What The Heck Is Clinical Experimental Hypnosis?
When you first hear the words "clinical experimental hypnosis", your body probably braced itself for something bad to suddenly pop out of the blue. Hypnotherapy, also called clinical hypnosis, is medical treatment by helping you think better thoughts to help promote healing, get rid of anxiety or to get rid of bad habits. Why would there be experiments about people's thoughts? Just what are they doing in the basement of the Institute for Clinical Hypnosis?
It's Not What You Think
Calm down, now. Clinical experimental hypnosis is not about trying to use the power of hypnotherapy in order to create a zombie army by cults, governments or mad hypnotherapists. People can't be made to do anything they don’t want to, including become hypnotized. Even if they are agreeable to becoming hypnotized, if the hypnotist suggests something abhorrent to the subject, the subject still retains enough self-awareness to refuse to do it.
So, What Is It, Then?
Clinical hypnosis is a form of alternative therapy, which gets a lot of flack because there haven't been many scientific studies done of the various therapies. Clinical experimental hypnosis is just a means to try and scientifically look at using hypnotherapy for various ailments and behaviors.
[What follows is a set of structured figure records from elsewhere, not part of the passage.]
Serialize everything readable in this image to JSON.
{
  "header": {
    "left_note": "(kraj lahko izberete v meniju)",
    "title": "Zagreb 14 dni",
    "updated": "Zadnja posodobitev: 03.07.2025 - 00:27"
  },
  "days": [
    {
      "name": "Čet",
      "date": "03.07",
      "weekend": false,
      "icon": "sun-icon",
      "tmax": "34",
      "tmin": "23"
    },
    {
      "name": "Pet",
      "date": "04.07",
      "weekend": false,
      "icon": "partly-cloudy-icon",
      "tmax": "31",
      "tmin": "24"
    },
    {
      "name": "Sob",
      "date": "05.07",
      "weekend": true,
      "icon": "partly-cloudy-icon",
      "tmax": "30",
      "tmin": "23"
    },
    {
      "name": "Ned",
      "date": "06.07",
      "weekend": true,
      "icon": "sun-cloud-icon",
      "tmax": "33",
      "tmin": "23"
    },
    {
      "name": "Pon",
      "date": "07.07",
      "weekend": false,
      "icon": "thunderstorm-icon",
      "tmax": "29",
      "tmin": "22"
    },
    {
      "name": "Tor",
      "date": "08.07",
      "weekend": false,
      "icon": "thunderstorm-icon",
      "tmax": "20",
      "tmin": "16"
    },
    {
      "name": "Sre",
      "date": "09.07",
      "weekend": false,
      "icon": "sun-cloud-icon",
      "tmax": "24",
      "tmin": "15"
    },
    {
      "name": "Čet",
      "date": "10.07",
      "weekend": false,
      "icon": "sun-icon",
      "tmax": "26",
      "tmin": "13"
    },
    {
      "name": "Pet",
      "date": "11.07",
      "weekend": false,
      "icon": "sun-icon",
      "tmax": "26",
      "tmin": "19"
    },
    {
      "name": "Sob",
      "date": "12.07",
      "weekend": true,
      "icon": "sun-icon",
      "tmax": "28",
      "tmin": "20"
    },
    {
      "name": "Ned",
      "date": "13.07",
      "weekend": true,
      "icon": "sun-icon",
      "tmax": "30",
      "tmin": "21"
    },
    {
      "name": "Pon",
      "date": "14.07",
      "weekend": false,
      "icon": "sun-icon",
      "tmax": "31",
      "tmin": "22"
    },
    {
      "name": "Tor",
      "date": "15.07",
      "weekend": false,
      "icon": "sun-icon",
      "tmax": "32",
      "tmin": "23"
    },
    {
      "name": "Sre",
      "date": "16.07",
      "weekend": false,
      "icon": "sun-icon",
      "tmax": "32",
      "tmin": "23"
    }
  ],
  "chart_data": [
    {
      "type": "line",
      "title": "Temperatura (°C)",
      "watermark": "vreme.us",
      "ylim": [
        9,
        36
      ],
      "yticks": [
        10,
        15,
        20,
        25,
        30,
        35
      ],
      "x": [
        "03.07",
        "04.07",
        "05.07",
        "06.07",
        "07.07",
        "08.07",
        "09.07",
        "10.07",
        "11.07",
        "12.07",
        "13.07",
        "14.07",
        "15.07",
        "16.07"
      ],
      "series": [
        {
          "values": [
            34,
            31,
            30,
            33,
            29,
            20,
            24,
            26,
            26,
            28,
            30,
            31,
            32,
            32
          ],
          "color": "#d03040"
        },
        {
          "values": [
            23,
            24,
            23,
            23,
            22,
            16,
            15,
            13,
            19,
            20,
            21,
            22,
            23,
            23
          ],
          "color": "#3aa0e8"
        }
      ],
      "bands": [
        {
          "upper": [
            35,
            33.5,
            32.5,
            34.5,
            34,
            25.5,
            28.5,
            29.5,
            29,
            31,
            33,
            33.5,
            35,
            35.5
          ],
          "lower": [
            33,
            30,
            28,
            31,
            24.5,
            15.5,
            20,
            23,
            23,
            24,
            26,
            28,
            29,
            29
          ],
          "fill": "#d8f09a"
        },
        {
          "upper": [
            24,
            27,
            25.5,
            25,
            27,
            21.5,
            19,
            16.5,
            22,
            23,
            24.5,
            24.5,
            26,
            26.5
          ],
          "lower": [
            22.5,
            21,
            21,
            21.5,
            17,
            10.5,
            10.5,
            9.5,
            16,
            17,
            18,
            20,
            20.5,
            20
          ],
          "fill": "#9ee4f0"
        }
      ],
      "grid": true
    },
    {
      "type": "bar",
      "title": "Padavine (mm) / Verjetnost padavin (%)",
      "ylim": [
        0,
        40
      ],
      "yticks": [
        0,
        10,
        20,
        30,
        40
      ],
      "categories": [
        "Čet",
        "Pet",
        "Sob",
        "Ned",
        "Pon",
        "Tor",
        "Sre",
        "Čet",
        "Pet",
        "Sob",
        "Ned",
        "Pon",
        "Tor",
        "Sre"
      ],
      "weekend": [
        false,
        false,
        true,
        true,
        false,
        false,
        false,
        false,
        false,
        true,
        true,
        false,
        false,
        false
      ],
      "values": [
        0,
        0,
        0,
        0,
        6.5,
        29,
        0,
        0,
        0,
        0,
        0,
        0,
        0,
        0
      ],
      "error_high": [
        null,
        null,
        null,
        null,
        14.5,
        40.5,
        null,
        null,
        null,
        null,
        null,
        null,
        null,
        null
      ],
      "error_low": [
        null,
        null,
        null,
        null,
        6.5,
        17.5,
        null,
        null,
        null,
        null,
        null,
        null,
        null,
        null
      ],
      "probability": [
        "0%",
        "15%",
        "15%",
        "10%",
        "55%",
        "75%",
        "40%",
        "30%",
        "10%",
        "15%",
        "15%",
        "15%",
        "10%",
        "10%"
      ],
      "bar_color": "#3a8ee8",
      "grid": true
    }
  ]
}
Clinical experimental hypnosis is just like a double-blind drug study for a new medication, only instead of a medication, it's hypnosis that's being looked at. Usually, in clinical experimental hypnosis studies, there are only a fraction of the volunteers under hypnosis. The rest aren’t given any treatment (called a "control group") and the others are given the most popular drug or another kind of alternative therapy, such as acupuncture or acupressure.
Want To Know More?
This isn’t just a group of hobbyists tinkering about – these are medical processes taken very seriously. There is even an organization to help with all of this called the Society of Clinical and Experimental Hypnosis (SCEH), which has it's headquarters in Pullman, Washington. It was founded in 1949 and is still going strong today. It says that any hypnotherapist needs to embrace scientific experimentation as a way to help people better.
Ailments that respond well to hypnotherapy include quitting smoking, loosing weight, managing skin conditions (especially those that flare up when you are under stress), managing stress, irritable bowel syndrome, nail biting, phobias, allergies, ailments brought on by tension and insomnia. Please do not use this article in the place of your doctor or therapist's advice.